On vous présente comme un grand stratège, mais recevoir deux jours trop tôt Hermann Lei et l’informaticien de la banque Sarrasin qui disposait des informations, ça n’était pas très finement joué, non?
Hermann Lei m’a appelé et dit qu’il avait une information importante, en rapport avec mon mandat de conseiller national. Il croyait que le président de la BNS était un spéculateur. Vu que la session était imminente et que je n’aurais pas eu de temps pendant la session, je l’ai reçu le 3 décembre déjà. A ma grande surprise, il était accompagné d’un autre homme qu’il m’a présenté comme un ami et employé de banque. Herrmann Lei m’a expliqué qu’il avait confiance en moi et qu’il était convaincu que j’étais un parlementaire qui pouvait agir.

Vous voulez dire que vos collègues, les autres conseillers nationaux, ne font pas leur travail?
Dans les affaires délicates comme celle-ci, on préfère s’adresser à des gens qu’on connaît. Je connais Hermann Lei comme membre de l’UDC et je connais aussi son père qui était conseiller d’Etat (un radical).

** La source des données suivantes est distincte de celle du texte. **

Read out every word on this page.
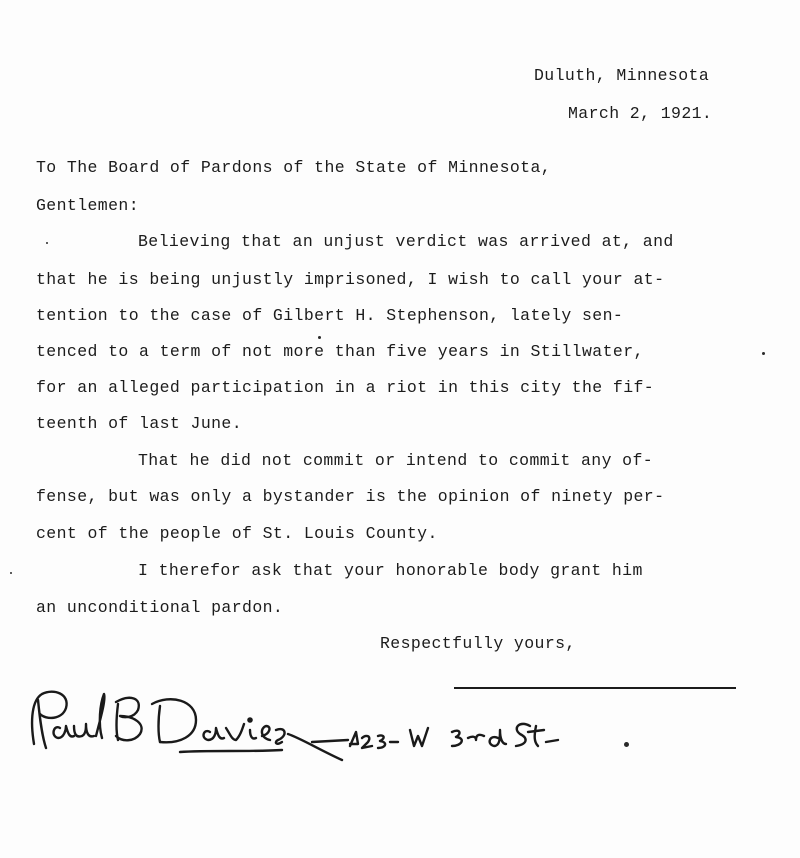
Duluth, Minnesota

March 2, 1921.

To The Board of Pardons of the State of Minnesota,

Gentlemen:

Believing that an unjust verdict was arrived at, and

that he is being unjustly imprisoned, I wish to call your at-

tention to the case of Gilbert H. Stephenson, lately sen-

tenced to a term of not more than five years in Stillwater,

for an alleged participation in a riot in this city the fif-

teenth of last June.

That he did not commit or intend to commit any of-

fense, but was only a bystander is the opinion of ninety per-

cent of the people of St. Louis County.

I therefor ask that your honorable body grant him

an unconditional pardon.

Respectfully yours,
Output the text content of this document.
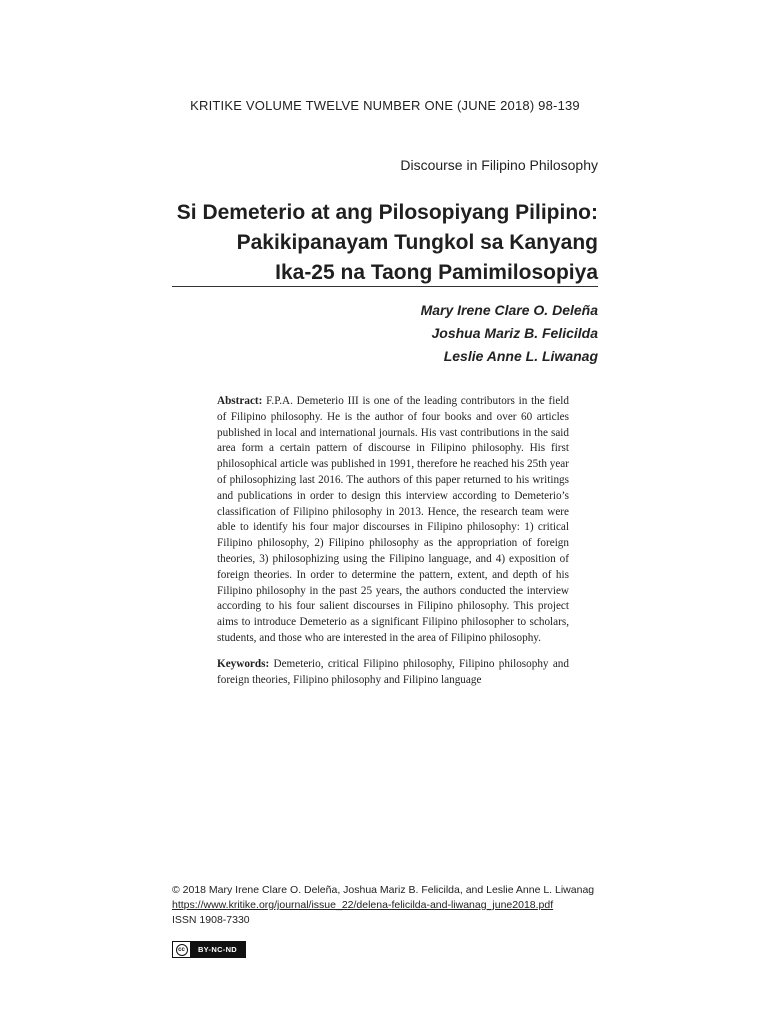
KRITIKE VOLUME TWELVE NUMBER ONE (JUNE 2018) 98-139
Discourse in Filipino Philosophy
Si Demeterio at ang Pilosopiyang Pilipino:
Pakikipanayam Tungkol sa Kanyang
Ika-25 na Taong Pamimilosopiya
Mary Irene Clare O. Deleña
Joshua Mariz B. Felicilda
Leslie Anne L. Liwanag

Abstract: F.P.A. Demeterio III is one of the leading contributors in the field of Filipino philosophy. He is the author of four books and over 60 articles published in local and international journals. His vast contributions in the said area form a certain pattern of discourse in Filipino philosophy. His first philosophical article was published in 1991, therefore he reached his 25th year of philosophizing last 2016. The authors of this paper returned to his writings and publications in order to design this interview according to Demeterio’s classification of Filipino philosophy in 2013. Hence, the research team were able to identify his four major discourses in Filipino philosophy: 1) critical Filipino philosophy, 2) Filipino philosophy as the appropriation of foreign theories, 3) philosophizing using the Filipino language, and 4) exposition of foreign theories. In order to determine the pattern, extent, and depth of his Filipino philosophy in the past 25 years, the authors conducted the interview according to his four salient discourses in Filipino philosophy. This project aims to introduce Demeterio as a significant Filipino philosopher to scholars, students, and those who are interested in the area of Filipino philosophy.

Keywords: Demeterio, critical Filipino philosophy, Filipino philosophy and foreign theories, Filipino philosophy and Filipino language

© 2018 Mary Irene Clare O. Deleña, Joshua Mariz B. Felicilda, and Leslie Anne L. Liwanag
https://www.kritike.org/journal/issue_22/delena-felicilda-and-liwanag_june2018.pdf
ISSN 1908-7330
cc	BY-NC-ND
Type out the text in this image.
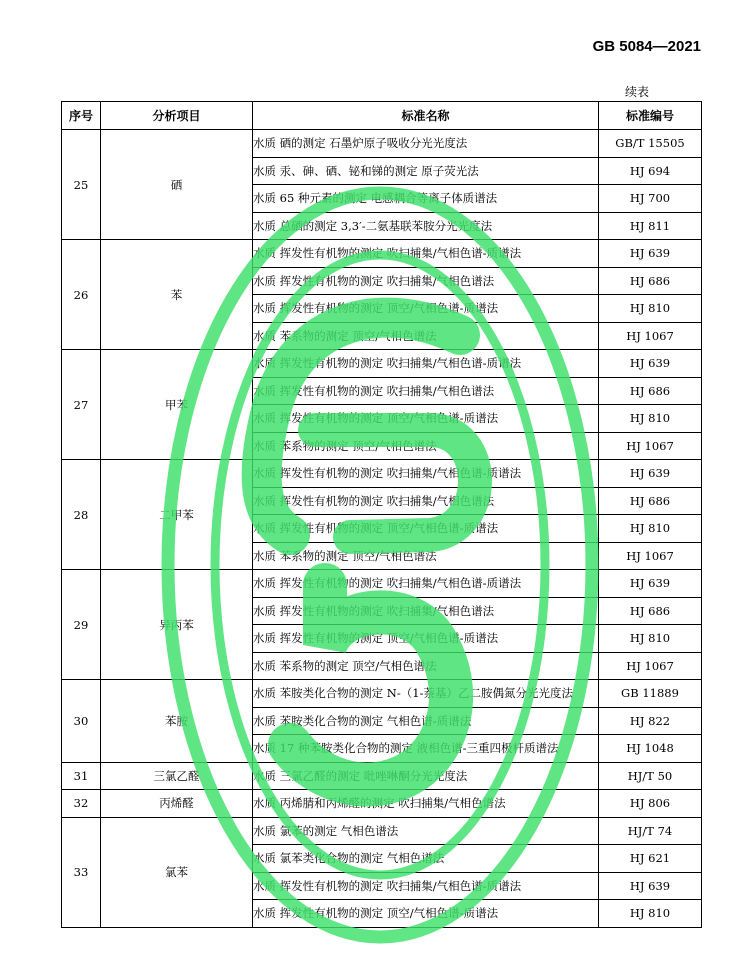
GB 5084—2021
续表
序号	分析项目	标准名称	标准编号
25	硒	水质 硒的测定 石墨炉原子吸收分光光度法	GB/T 15505
		水质 汞、砷、硒、铋和锑的测定 原子荧光法	HJ 694
		水质 65 种元素的测定 电感耦合等离子体质谱法	HJ 700
		水质 总硒的测定 3,3′-二氨基联苯胺分光光度法	HJ 811
26	苯	水质 挥发性有机物的测定 吹扫捕集/气相色谱-质谱法	HJ 639
		水质 挥发性有机物的测定 吹扫捕集/气相色谱法	HJ 686
		水质 挥发性有机物的测定 顶空/气相色谱-质谱法	HJ 810
		水质 苯系物的测定 顶空/气相色谱法	HJ 1067
27	甲苯	水质 挥发性有机物的测定 吹扫捕集/气相色谱-质谱法	HJ 639
		水质 挥发性有机物的测定 吹扫捕集/气相色谱法	HJ 686
		水质 挥发性有机物的测定 顶空/气相色谱-质谱法	HJ 810
		水质 苯系物的测定 顶空/气相色谱法	HJ 1067
28	二甲苯	水质 挥发性有机物的测定 吹扫捕集/气相色谱-质谱法	HJ 639
		水质 挥发性有机物的测定 吹扫捕集/气相色谱法	HJ 686
		水质 挥发性有机物的测定 顶空/气相色谱-质谱法	HJ 810
		水质 苯系物的测定 顶空/气相色谱法	HJ 1067
29	异丙苯	水质 挥发性有机物的测定 吹扫捕集/气相色谱-质谱法	HJ 639
		水质 挥发性有机物的测定 吹扫捕集/气相色谱法	HJ 686
		水质 挥发性有机物的测定 顶空/气相色谱-质谱法	HJ 810
		水质 苯系物的测定 顶空/气相色谱法	HJ 1067
30	苯胺	水质 苯胺类化合物的测定 N-（1-萘基）乙二胺偶氮分光光度法	GB 11889
		水质 苯胺类化合物的测定 气相色谱-质谱法	HJ 822
		水质 17 种苯胺类化合物的测定 液相色谱-三重四极杆质谱法	HJ 1048
31	三氯乙醛	水质 三氯乙醛的测定 吡唑啉酮分光光度法	HJ/T 50
32	丙烯醛	水质 丙烯腈和丙烯醛的测定 吹扫捕集/气相色谱法	HJ 806
33	氯苯	水质 氯苯的测定 气相色谱法	HJ/T 74
		水质 氯苯类化合物的测定 气相色谱法	HJ 621
		水质 挥发性有机物的测定 吹扫捕集/气相色谱-质谱法	HJ 639
		水质 挥发性有机物的测定 顶空/气相色谱-质谱法	HJ 810
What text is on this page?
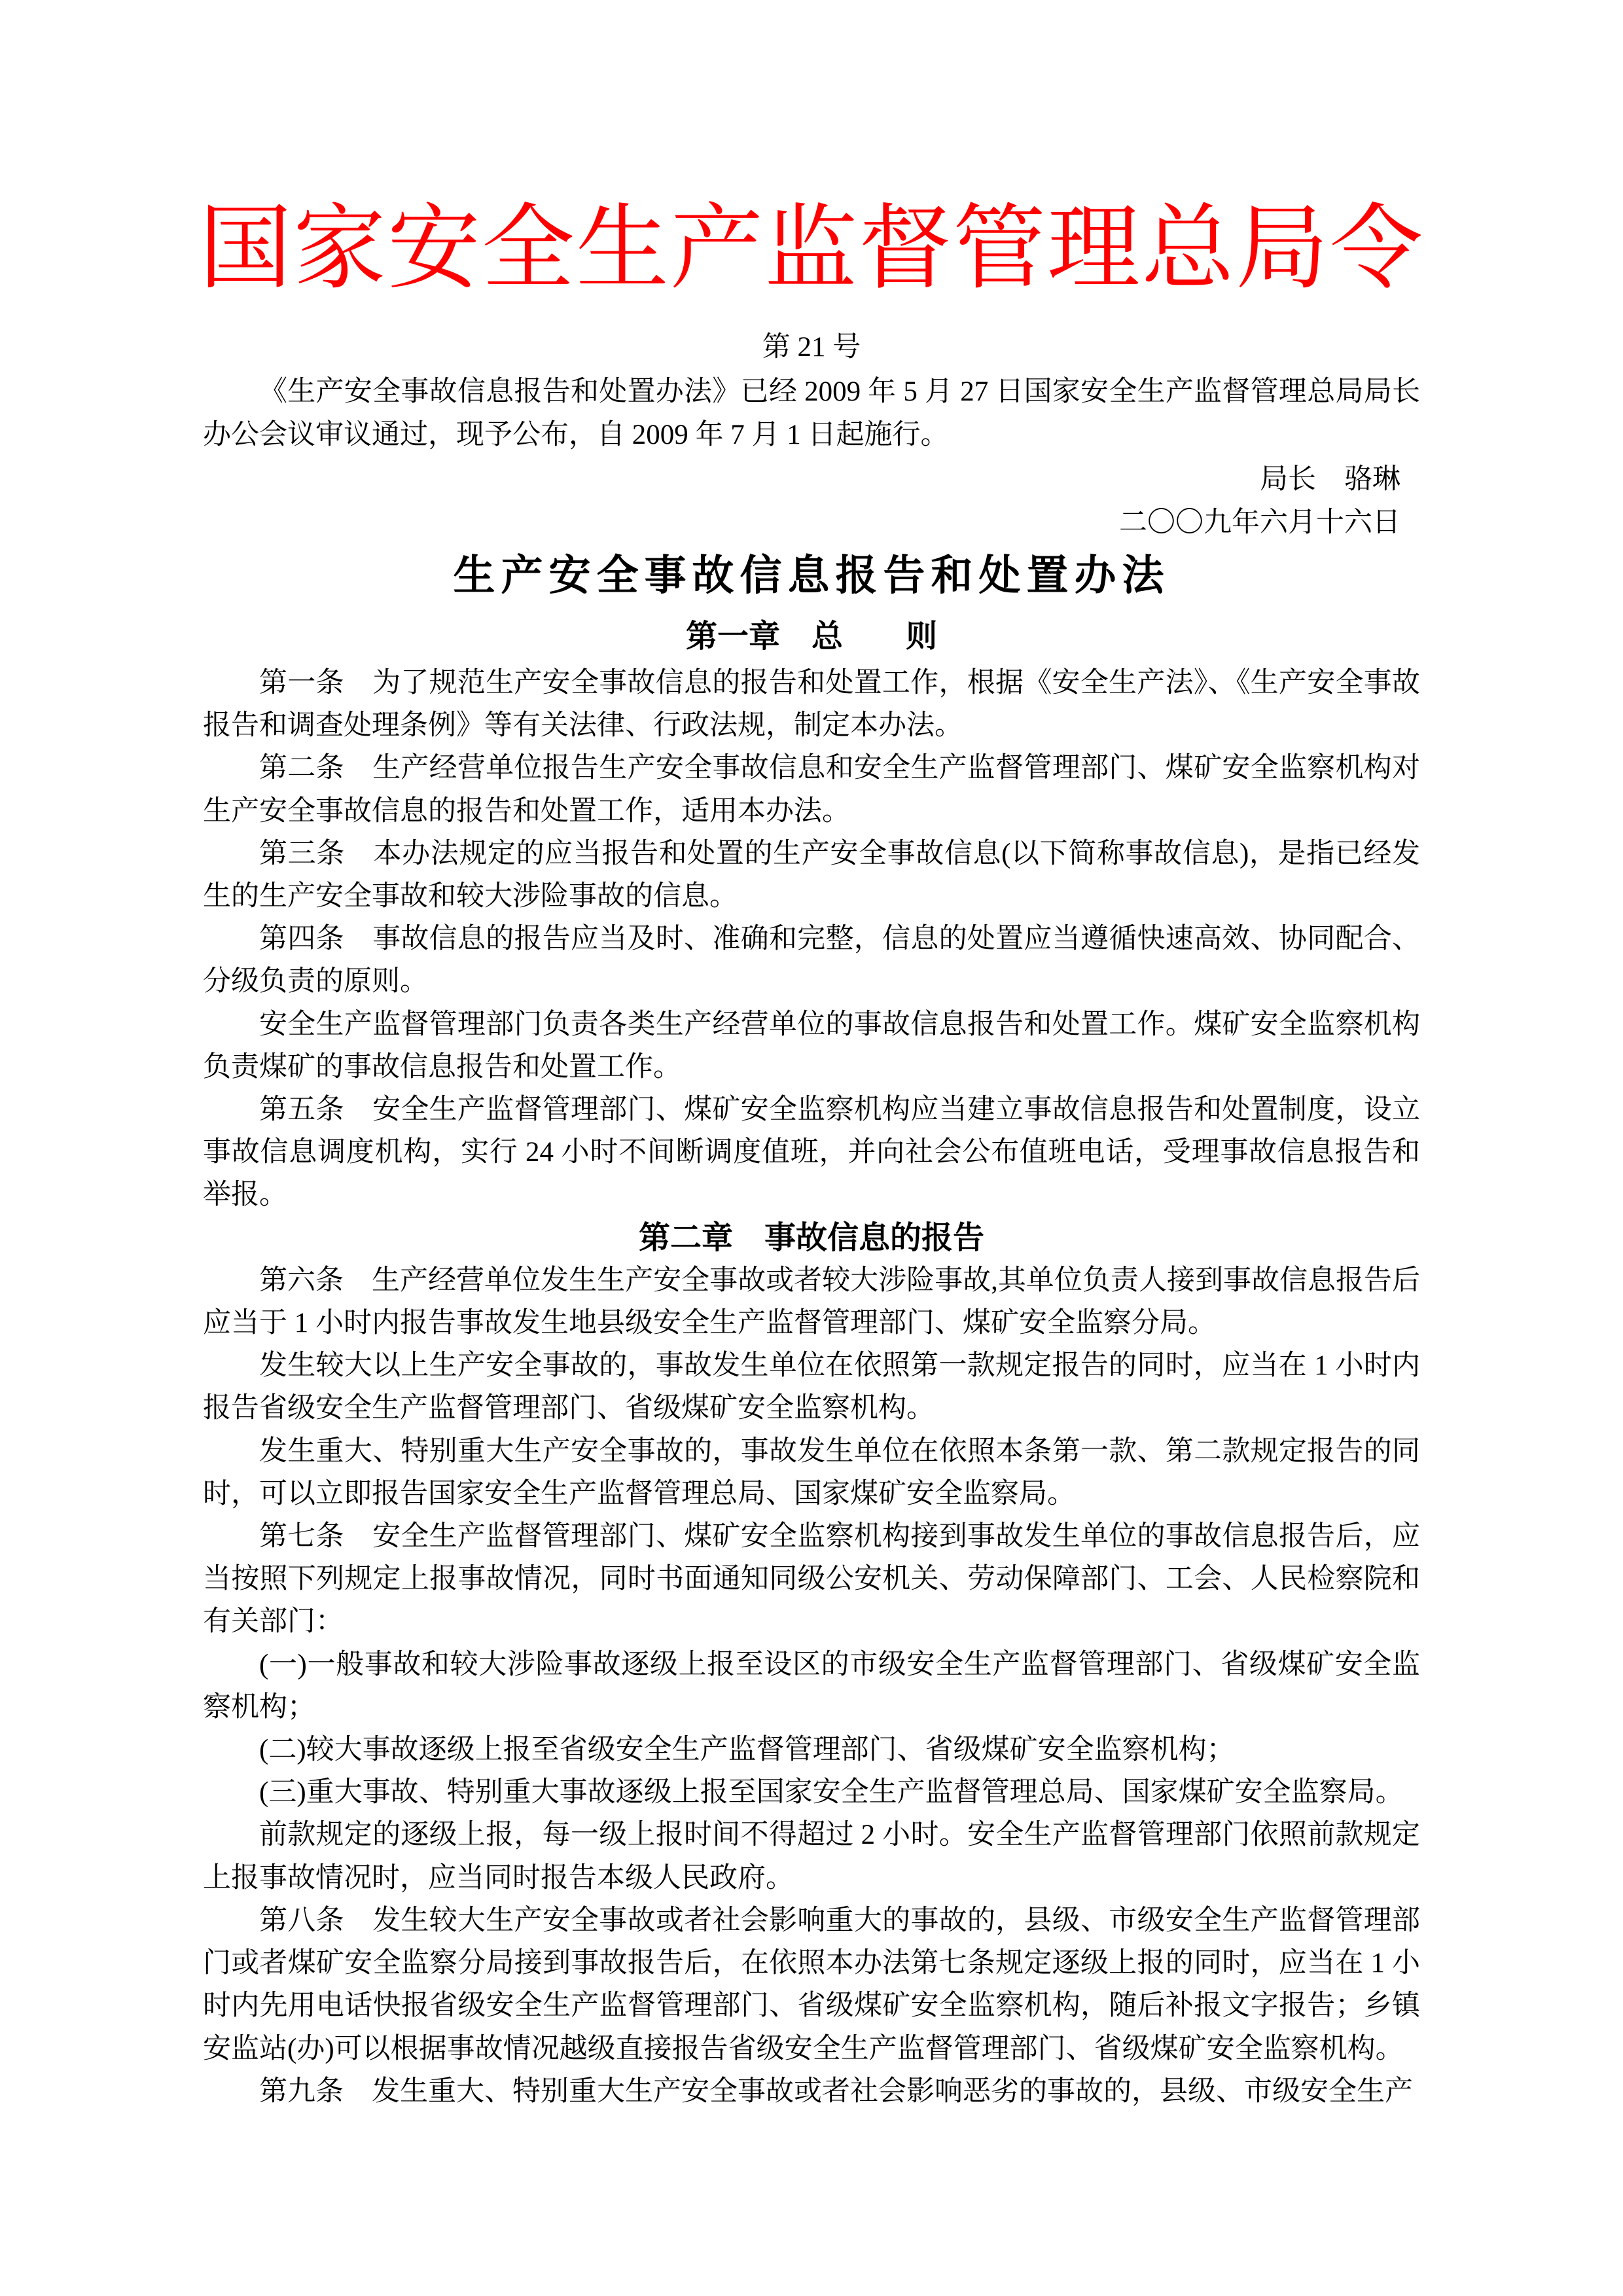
国家安全生产监督管理总局令
第 21 号
《生产安全事故信息报告和处置办法》已经 2009 年 5 月 27 日国家安全生产监督管理总局局长办公会议审议通过，现予公布，自 2009 年 7 月 1 日起施行。
局长　骆琳
二〇〇九年六月十六日
生产安全事故信息报告和处置办法
第一章　总　　则

第一条　为了规范生产安全事故信息的报告和处置工作，根据《安全生产法》、《生产安全事故报告和调查处理条例》等有关法律、行政法规，制定本办法。

第二条　生产经营单位报告生产安全事故信息和安全生产监督管理部门、煤矿安全监察机构对生产安全事故信息的报告和处置工作，适用本办法。

第三条　本办法规定的应当报告和处置的生产安全事故信息(以下简称事故信息)，是指已经发生的生产安全事故和较大涉险事故的信息。

第四条　事故信息的报告应当及时、准确和完整，信息的处置应当遵循快速高效、协同配合、分级负责的原则。

安全生产监督管理部门负责各类生产经营单位的事故信息报告和处置工作。煤矿安全监察机构负责煤矿的事故信息报告和处置工作。

第五条　安全生产监督管理部门、煤矿安全监察机构应当建立事故信息报告和处置制度，设立事故信息调度机构，实行 24 小时不间断调度值班，并向社会公布值班电话，受理事故信息报告和举报。

第二章　事故信息的报告

第六条　生产经营单位发生生产安全事故或者较大涉险事故,其单位负责人接到事故信息报告后应当于 1 小时内报告事故发生地县级安全生产监督管理部门、煤矿安全监察分局。

发生较大以上生产安全事故的，事故发生单位在依照第一款规定报告的同时，应当在 1 小时内报告省级安全生产监督管理部门、省级煤矿安全监察机构。

发生重大、特别重大生产安全事故的，事故发生单位在依照本条第一款、第二款规定报告的同时，可以立即报告国家安全生产监督管理总局、国家煤矿安全监察局。

第七条　安全生产监督管理部门、煤矿安全监察机构接到事故发生单位的事故信息报告后，应当按照下列规定上报事故情况，同时书面通知同级公安机关、劳动保障部门、工会、人民检察院和有关部门：

(一)一般事故和较大涉险事故逐级上报至设区的市级安全生产监督管理部门、省级煤矿安全监察机构；

(二)较大事故逐级上报至省级安全生产监督管理部门、省级煤矿安全监察机构；

(三)重大事故、特别重大事故逐级上报至国家安全生产监督管理总局、国家煤矿安全监察局。

前款规定的逐级上报，每一级上报时间不得超过 2 小时。安全生产监督管理部门依照前款规定上报事故情况时，应当同时报告本级人民政府。

第八条　发生较大生产安全事故或者社会影响重大的事故的，县级、市级安全生产监督管理部门或者煤矿安全监察分局接到事故报告后，在依照本办法第七条规定逐级上报的同时，应当在 1 小时内先用电话快报省级安全生产监督管理部门、省级煤矿安全监察机构，随后补报文字报告；乡镇安监站(办)可以根据事故情况越级直接报告省级安全生产监督管理部门、省级煤矿安全监察机构。

第九条　发生重大、特别重大生产安全事故或者社会影响恶劣的事故的，县级、市级安全生产
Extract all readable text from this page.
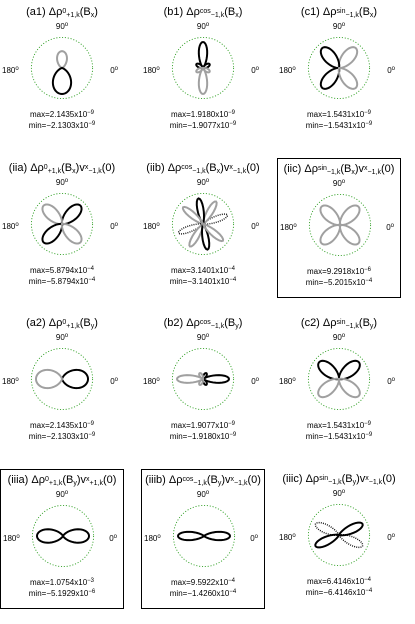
(a1) $\Delta\rho^0_{+1,k}(B_x)$
90$^o$
180$^o$	0$^o$
$\max=2.1435x10^{-9}$
$\min=-2.1303x10^{-9}$
(b1) $\Delta\rho^{cos}_{-1,k}(B_x)$
90$^o$
180$^o$	0$^o$
$\max=1.9180x10^{-9}$
$\min=-1.9077x10^{-9}$
(c1) $\Delta\rho^{sin}_{-1,k}(B_x)$
90$^o$
180$^o$	0$^o$
$\max=1.5431x10^{-9}$
$\min=-1.5431x10^{-9}$
(iia) $\Delta\rho^0_{+1,k}(B_x)v^x_{-1,k}(0)$
90$^o$
180$^o$	0$^o$
$\max=5.8794x10^{-4}$
$\min=-5.8794x10^{-4}$
(iib) $\Delta\rho^{cos}_{-1,k}(B_x)v^x_{-1,k}(0)$
90$^o$
180$^o$	0$^o$
$\max=3.1401x10^{-4}$
$\min=-3.1401x10^{-4}$
(iic) $\Delta\rho^{sin}_{-1,k}(B_x)v^x_{-1,k}(0)$
90$^o$
180$^o$	0$^o$
$\max=9.2918x10^{-6}$
$\min=-5.2015x10^{-4}$
(a2) $\Delta\rho^0_{+1,k}(B_y)$
90$^o$
180$^o$	0$^o$
$\max=2.1435x10^{-9}$
$\min=-2.1303x10^{-9}$
(b2) $\Delta\rho^{cos}_{-1,k}(B_y)$
90$^o$
180$^o$	0$^o$
$\max=1.9077x10^{-9}$
$\min=-1.9180x10^{-9}$
(c2) $\Delta\rho^{sin}_{-1,k}(B_y)$
90$^o$
180$^o$	0$^o$
$\max=1.5431x10^{-9}$
$\min=-1.5431x10^{-9}$
(iiia) $\Delta\rho^0_{+1,k}(B_y)v^x_{+1,k}(0)$
90$^o$
180$^o$	0$^o$
$\max=1.0754x10^{-3}$
$\min=-5.1929x10^{-6}$
(iiib) $\Delta\rho^{cos}_{-1,k}(B_y)v^x_{-1,k}(0)$
90$^o$
180$^o$	0$^o$
$\max=9.5922x10^{-4}$
$\min=-1.4260x10^{-4}$
(iiic) $\Delta\rho^{sin}_{-1,k}(B_y)v^x_{-1,k}(0)$
90$^o$
180$^o$	0$^o$
$\max=6.4146x10^{-4}$
$\min=-6.4146x10^{-4}$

Et je suis connu pour mon indépendance, pour ne pas craindre l’opinion des autres ou les pressions.

Donc vous êtes un héros de la Nation injustement poursuivi par un procureur et une commission parlementaire – le martyr qui se sacrifie, c’est un rôle qui vous plaît bien, non?
Pour être héros, il faudrait que je sois de gauche. Si j’étais socialiste, j’aurais sûrement déjà eu droit à ma statue… Et je ne suis pas un martyr, je savais très bien ce que je faisais. Mais c’est vrai: je n’avais pas imaginé la réaction de l’establishment. Par exemple, quelques banquiers, notamment genevois, qui étaient amis de M. Hildebrand m’ont attaqué et voulaient qu’on le «laisse en paix». Ça a pris du temps, mais maintenant la plupart des gens responsables pensent qu’il était nécessaire d’agir, pour le bien de la BNS et de la Suisse.